Jim DeMint and Educational Malachievement...

So Jim DeMint, Republican senator from South Carolina, said at yesterday's Senate hearing on JP Morgan Chase's $2 to $3 billion dollar loss at which Morgan CEO Jamie Dimon testified, that we shouldn't sit in judgement on JP Morgan Chase for its losses because the federal government looses that much every single day. So does DeMint think that, analytically speaking, it is possible to compare a for profit economic mega-bureaucracy whose reason to be is to increase profits with a not-for-profit governmental bureaucracy? And if he does what does this say about critical thinking and education in the United States? DeMint, by the way, apparently went to the University of Tennessee and Clemson University where he took, surprise, surprise, an MBA.

Speaking of MBA's I have never really understood why we need business schools when, according to free market cheerleaders, markets, when markets are free, are guided by an invisible free hand (praise be Adam Smith) and consumers are rational economic beings who have in their very DNA, religious or secular, the laws of supply and demand. Both of these presuppositions would seem to suggest that education in how markets operate and the divine or natural laws of supply and demand are redundant and wasteful.

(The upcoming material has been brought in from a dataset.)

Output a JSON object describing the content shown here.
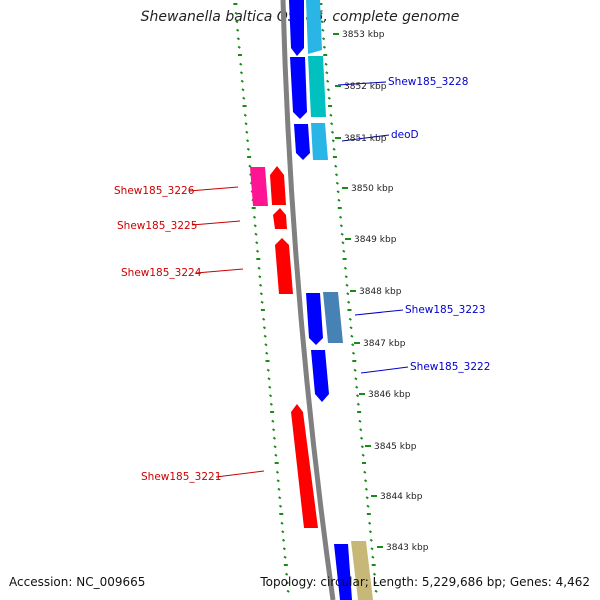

By the way, I do realise that the federal government, at least ostensibly, is not a for profit entity. I suppose, however, that it might be possible to argue that federal politicians, like, you guessed it, Jim DeMint, might be said to use government in a for profit kind of way for after all they do get good salaries, superb universal, for them, health care, and develop ties to private economic bureaucracies and the campaign contributions they get from them while in office. And once they leave office they often go through the revolving door from government into private mega-corporate businesses where they can and do really earn the big megabucks by, surprise, surprise, lobbying and manipulating the very government they used to work for. Welcome to American oligarchracy.